The PubMed and Google Scholar databases were searched for articles and news relevant to Omicron using the following keywords: Omicron subvariant, Omicron vaccination or vaccine, Omicron detection, neutralizing antibodies, and clinical characteristic in children. In total, more than 1,000 articles were identified. In total, sixty articles were manually selected which cover genomics of Omicron, diagnostic, antibodies resistance, vaccine, and clinical characteristics in children.

Epidemiology

Since it was detected in South Africa in November 2021, the mean number of COVID-19 cases tripled in week (7). The rate of confirmed positive cases increased more rapidly than the previous variant Alpha, Beta, and Delta waves, with Omicron (BA.1.1.529) responsible for the worldwide increase in COVID-19 cases.

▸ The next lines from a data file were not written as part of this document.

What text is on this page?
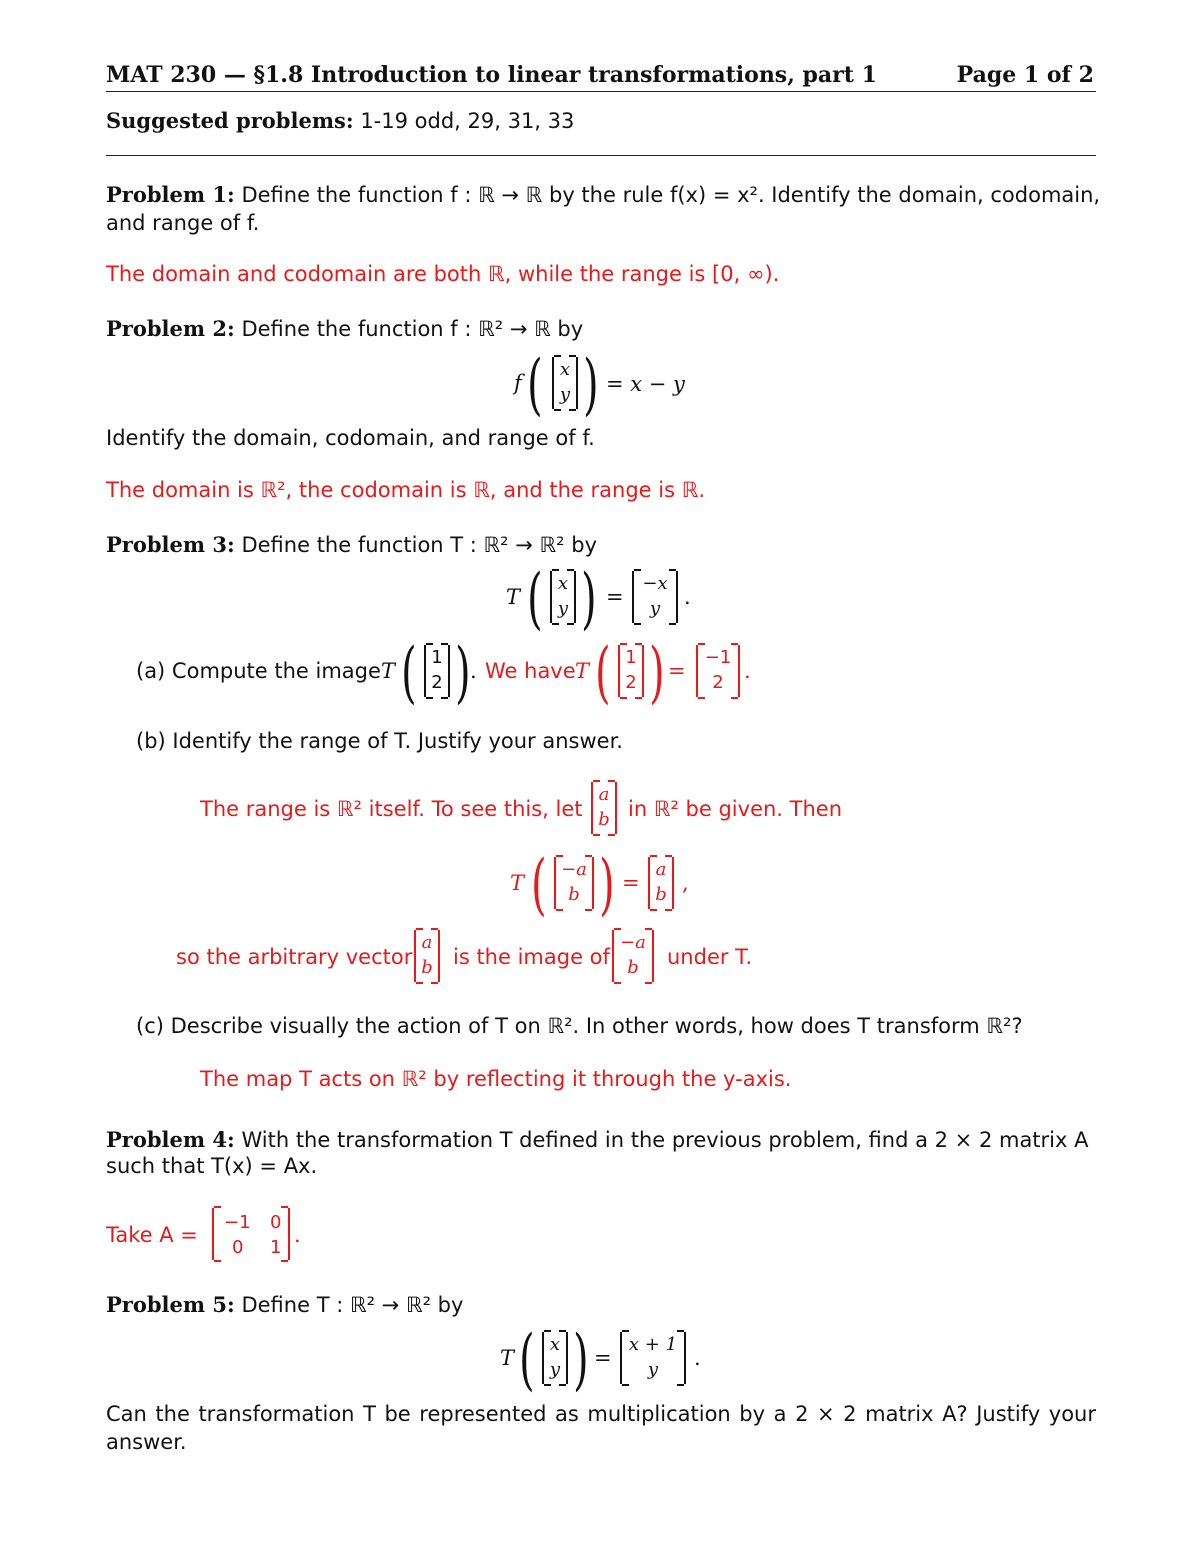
MAT 230 — §1.8 Introduction to linear transformations, part 1	Page 1 of 2
Suggested problems: 1-19 odd, 29, 31, 33
Problem 1: Define the function f : ℝ → ℝ by the rule f(x) = x². Identify the domain, codomain,
and range of f.
The domain and codomain are both ℝ, while the range is [0, ∞).
Problem 2: Define the function f : ℝ² → ℝ by
f ( x
y ) = x − y
Identify the domain, codomain, and range of f.
The domain is ℝ², the codomain is ℝ, and the range is ℝ.
Problem 3: Define the function T : ℝ² → ℝ² by
T ( x
y ) =
−x
y	.
(a) Compute the image T ( 1
2 ) . We have T ( 1
2 ) =
−1
2 .
(b) Identify the range of T. Justify your answer.
The range is ℝ² itself. To see this, let
a
b in ℝ² be given. Then
T ( −a
b ) =
a
b ,
so the arbitrary vector
a
b is the image of
−a
b	under T.
(c) Describe visually the action of T on ℝ². In other words, how does T transform ℝ²?
The map T acts on ℝ² by reflecting it through the y-axis.
Problem 4: With the transformation T defined in the previous problem, find a 2 × 2 matrix A
such that T(x) = Ax.
Take A =
−1 0
0 1
.
Problem 5: Define T : ℝ² → ℝ² by
T ( x
y ) =
x + 1
y	.
Can the transformation T be represented as multiplication by a 2 × 2 matrix A? Justify your
answer.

During the first week of January 2022, more than 15 million new cases of COVID-19 in 149 countries were reported to the WHO, the most in any single week of the pandemic to date, (8, 9) with weekly infections increasing by 65% in Europe, 78% in the Southeast Asia, and 100% in the United States (10). Omicron also became the dominant variant identified in patients with COVID in the Southern African countries such as Botswana, Namibia, Eswatini, Zimbabwe, and Lesotho, and also in Belgium, Israel, and Hong Kong SAR, China (2).

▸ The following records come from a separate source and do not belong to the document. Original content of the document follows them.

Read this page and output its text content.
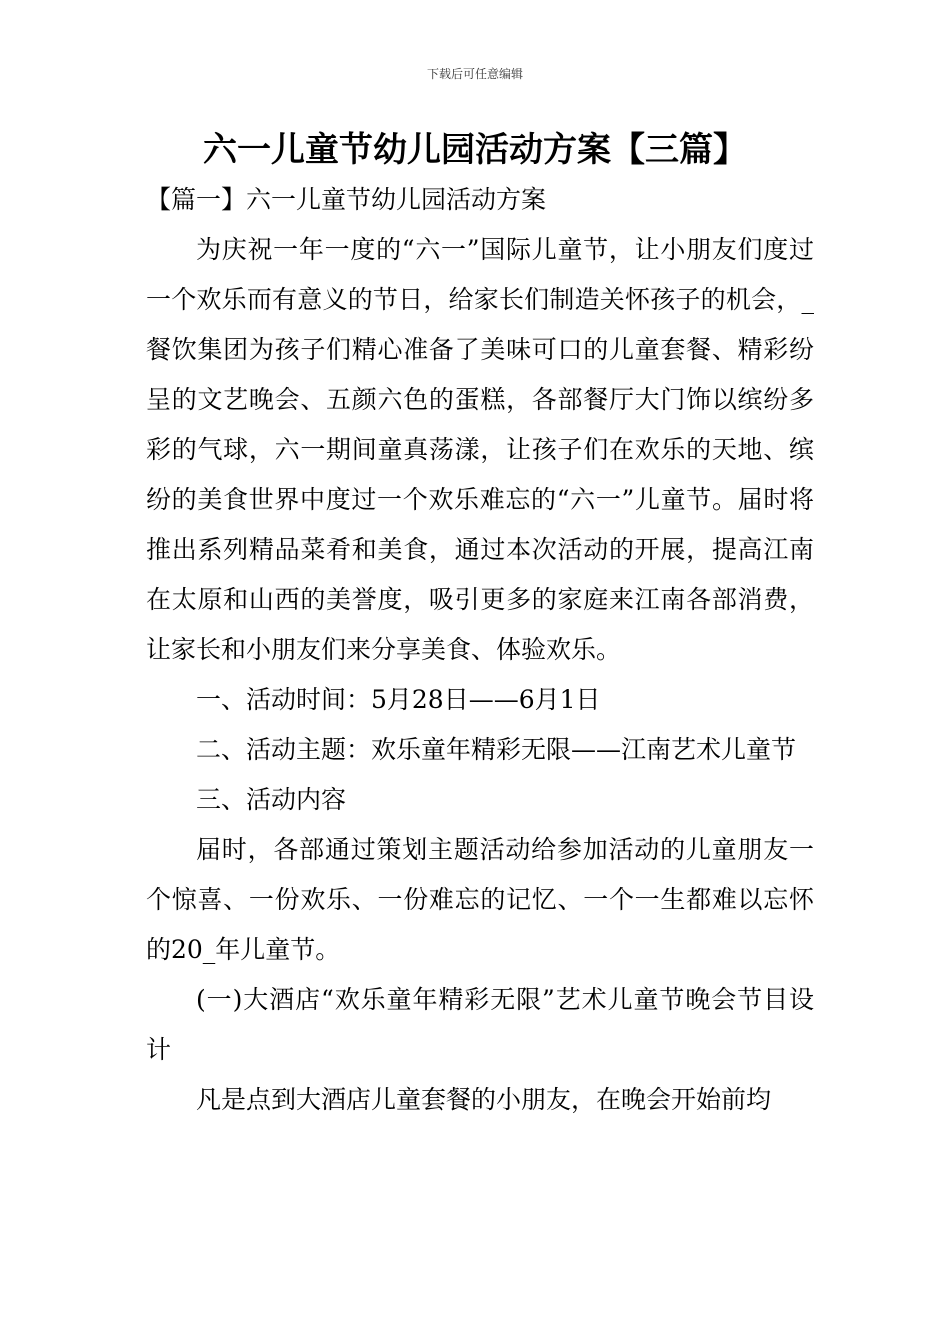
下载后可任意编辑
六一儿童节幼儿园活动方案【三篇】

【篇一】六一儿童节幼儿园活动方案

为庆祝一年一度的“六一”国际儿童节，让小朋友们度过一个欢乐而有意义的节日，给家长们制造关怀孩子的机会，_餐饮集团为孩子们精心准备了美味可口的儿童套餐、精彩纷呈的文艺晚会、五颜六色的蛋糕，各部餐厅大门饰以缤纷多彩的气球，六一期间童真荡漾，让孩子们在欢乐的天地、缤纷的美食世界中度过一个欢乐难忘的“六一”儿童节。届时将推出系列精品菜肴和美食，通过本次活动的开展，提高江南在太原和山西的美誉度，吸引更多的家庭来江南各部消费，让家长和小朋友们来分享美食、体验欢乐。

一、活动时间：5月28日——6月1日

二、活动主题：欢乐童年精彩无限——江南艺术儿童节

三、活动内容

届时，各部通过策划主题活动给参加活动的儿童朋友一个惊喜、一份欢乐、一份难忘的记忆、一个一生都难以忘怀的20_年儿童节。

(一)大酒店“欢乐童年精彩无限”艺术儿童节晚会节目设计

凡是点到大酒店儿童套餐的小朋友，在晚会开始前均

The first United States Omicron case on 1 December 2021 involved six probable cases in one household and the index patient had traveled from Nigeria. He was unvaccinated but had a COVID-19 infection a year prior. All the six household members (median age = 18.5 years; range 11–48 years) tested positive for the SARS-CoV-2 Omicron variant (11).

Of the first forty patients identified in the National Medical Center in South Korea during 4–17 December 2021, 42.5% had traveled recently from countries in Africa (South Africa, Nigeria, and Mozambique) and 2.5% from the United States, with 55% of cases being unvaccinated and 2.5% being partially vaccinated (12).

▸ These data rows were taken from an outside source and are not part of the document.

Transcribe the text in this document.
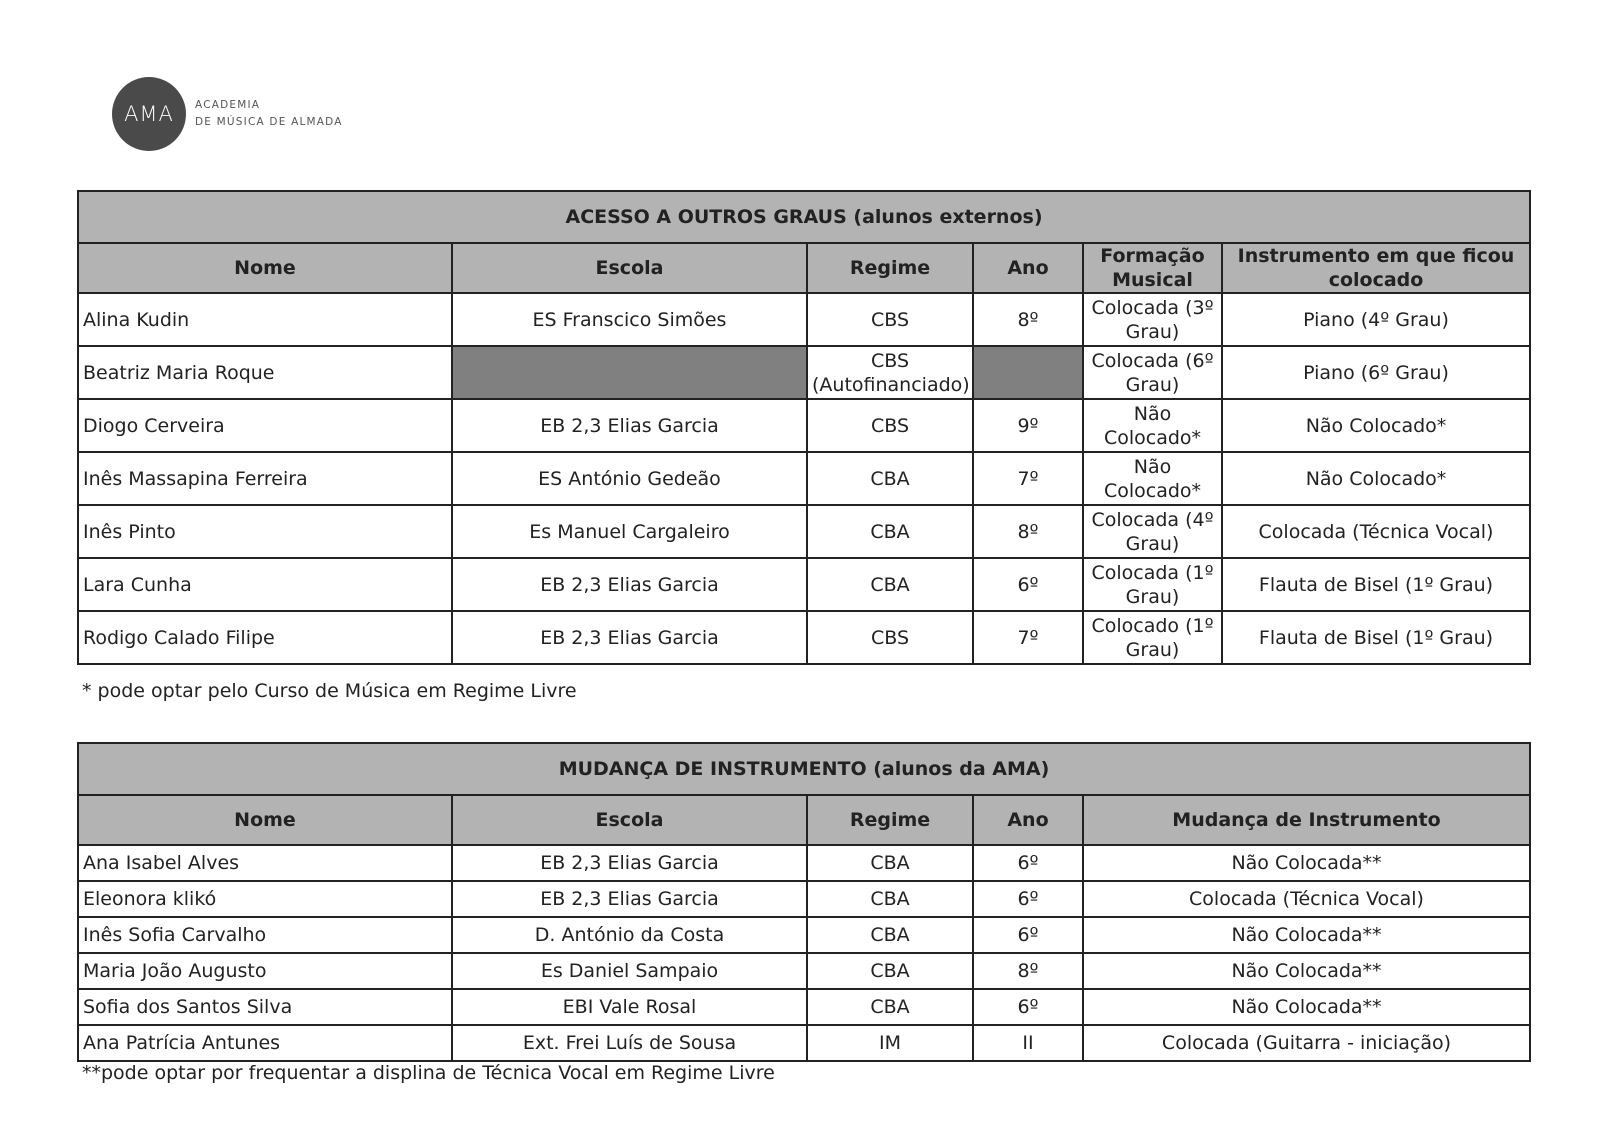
AMA	ACADEMIA
DE MÚSICA DE ALMADA
ACESSO A OUTROS GRAUS (alunos externos)					
Nome	Escola	Regime	Ano	Formação Musical	Instrumento em que ficou colocado
Alina Kudin	ES Franscico Simões	CBS	8º	Colocada (3º Grau)	Piano (4º Grau)
Beatriz Maria Roque		CBS (Autofinanciado)		Colocada (6º Grau)	Piano (6º Grau)
Diogo Cerveira	EB 2,3 Elias Garcia	CBS	9º	Não Colocado*	Não Colocado*
Inês Massapina Ferreira	ES António Gedeão	CBA	7º	Não Colocado*	Não Colocado*
Inês Pinto	Es Manuel Cargaleiro	CBA	8º	Colocada (4º Grau)	Colocada (Técnica Vocal)
Lara Cunha	EB 2,3 Elias Garcia	CBA	6º	Colocada (1º Grau)	Flauta de Bisel (1º Grau)
Rodigo Calado Filipe	EB 2,3 Elias Garcia	CBS	7º	Colocado (1º Grau)	Flauta de Bisel (1º Grau)
* pode optar pelo Curso de Música em Regime Livre
MUDANÇA DE INSTRUMENTO (alunos da AMA)				
Nome	Escola	Regime	Ano	Mudança de Instrumento
Ana Isabel Alves	EB 2,3 Elias Garcia	CBA	6º	Não Colocada**
Eleonora klikó	EB 2,3 Elias Garcia	CBA	6º	Colocada (Técnica Vocal)
Inês Sofia Carvalho	D. António da Costa	CBA	6º	Não Colocada**
Maria João Augusto	Es Daniel Sampaio	CBA	8º	Não Colocada**
Sofia dos Santos Silva	EBI Vale Rosal	CBA	6º	Não Colocada**
Ana Patrícia Antunes	Ext. Frei Luís de Sousa	IM	II	Colocada (Guitarra - iniciação)
**pode optar por frequentar a displina de Técnica Vocal em Regime Livre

Based on the rapid increase in Omicron cases in the United States, modeling predicted that the wave would peak by mid-January 2022 and that the number of cases was likely to overwhelm the testing system. The projected mortality was between 60% of the Delta wave, while hospitalization was projected to be comparable to the situation in January 2021 to 4–5 times higher in the most pessimistic scenario (13). On the basis of these observations, the Omicron variant was projected to peak in approximately 32–45 days, (14) therefore, reaching a peak by the end February in Indonesia.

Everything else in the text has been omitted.